Flickr Photo/Army Medicine

It’s one thing to get people to buy health insurance, something the state’s health exchange has been focusing on. But what happens when a patient can no longer pay monthly premiums — who would then be responsible for the medical bills? Doctors are worried they’ll be stuck holding the bag, and they’re taking their issue to Olympia this week.

Call it one of the unintended consequences of the Affordable Care Act. The scenario goes like this: Cancer patient buys health plan through the exchange. Patient gets chemotherapy at the doctor’s office. But then the patient falls on hard times and gets behind on paying the monthly premium. In the meantime, the medical bills pile up.

Jennifer Hanscom, executive director of the Washington State Medical Association, said doctors want to make sure patients have access to care, but they also want assurance they’ll get paid for their services. “We need to make sure that we have health care professionals willing to deliver care to these exchange patients,” she said.

Under the Affordable Care Act, patients who buy health plans through the exchange have a 90-day grace period to get caught up on premium payments. The law states that insurance companies are responsible for claims incurred in the first 30 days. Anything after that falls to the health care provider.

The state’s medical association wants to change that. A proposal before the Senate Health Care Committee would require insurers to cover claims during the whole three-month grace period.

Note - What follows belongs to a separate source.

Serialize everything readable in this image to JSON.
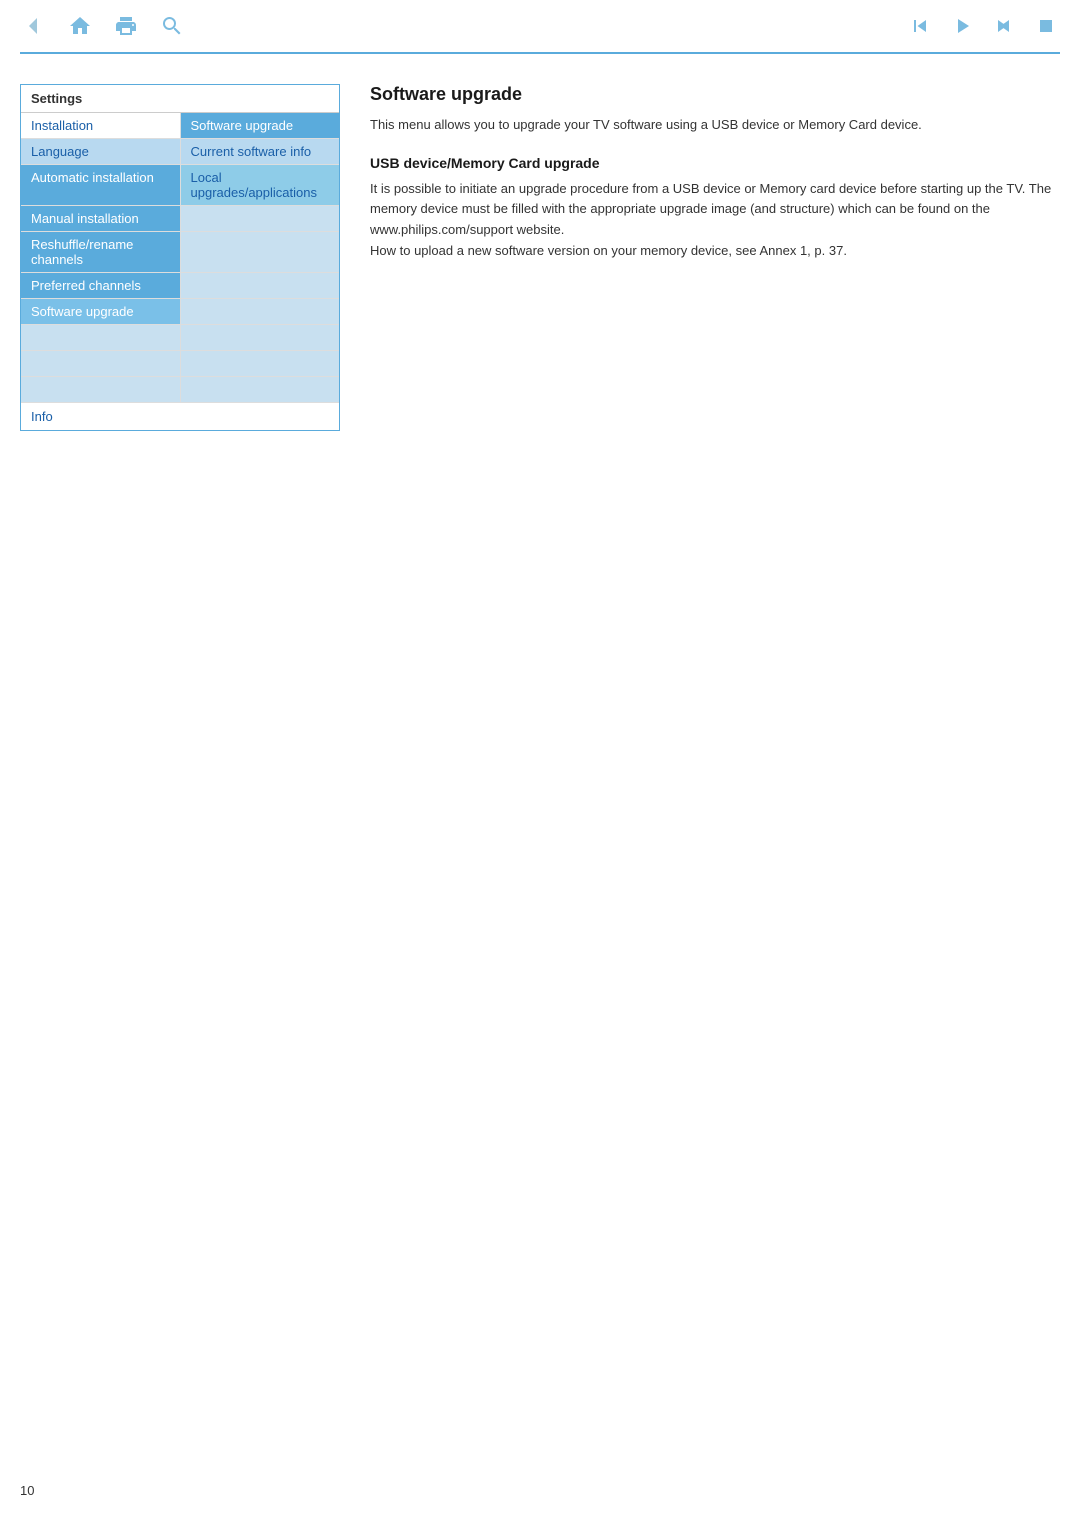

Hanscom said that otherwise, financial uncertainties might discourage doctors from participating in plans through the exchange. “By eliminating these questions about the grace period status, we can help ensure that physicians truly will be part of those plans and will see those patients for the long term,” she said.

Hanscom said right now there’s no way for doctors to confirm whether a patient’s coverage is current.

Insurance carriers oppose the proposal. They say it’s not up to the state to change that law, but the federal government.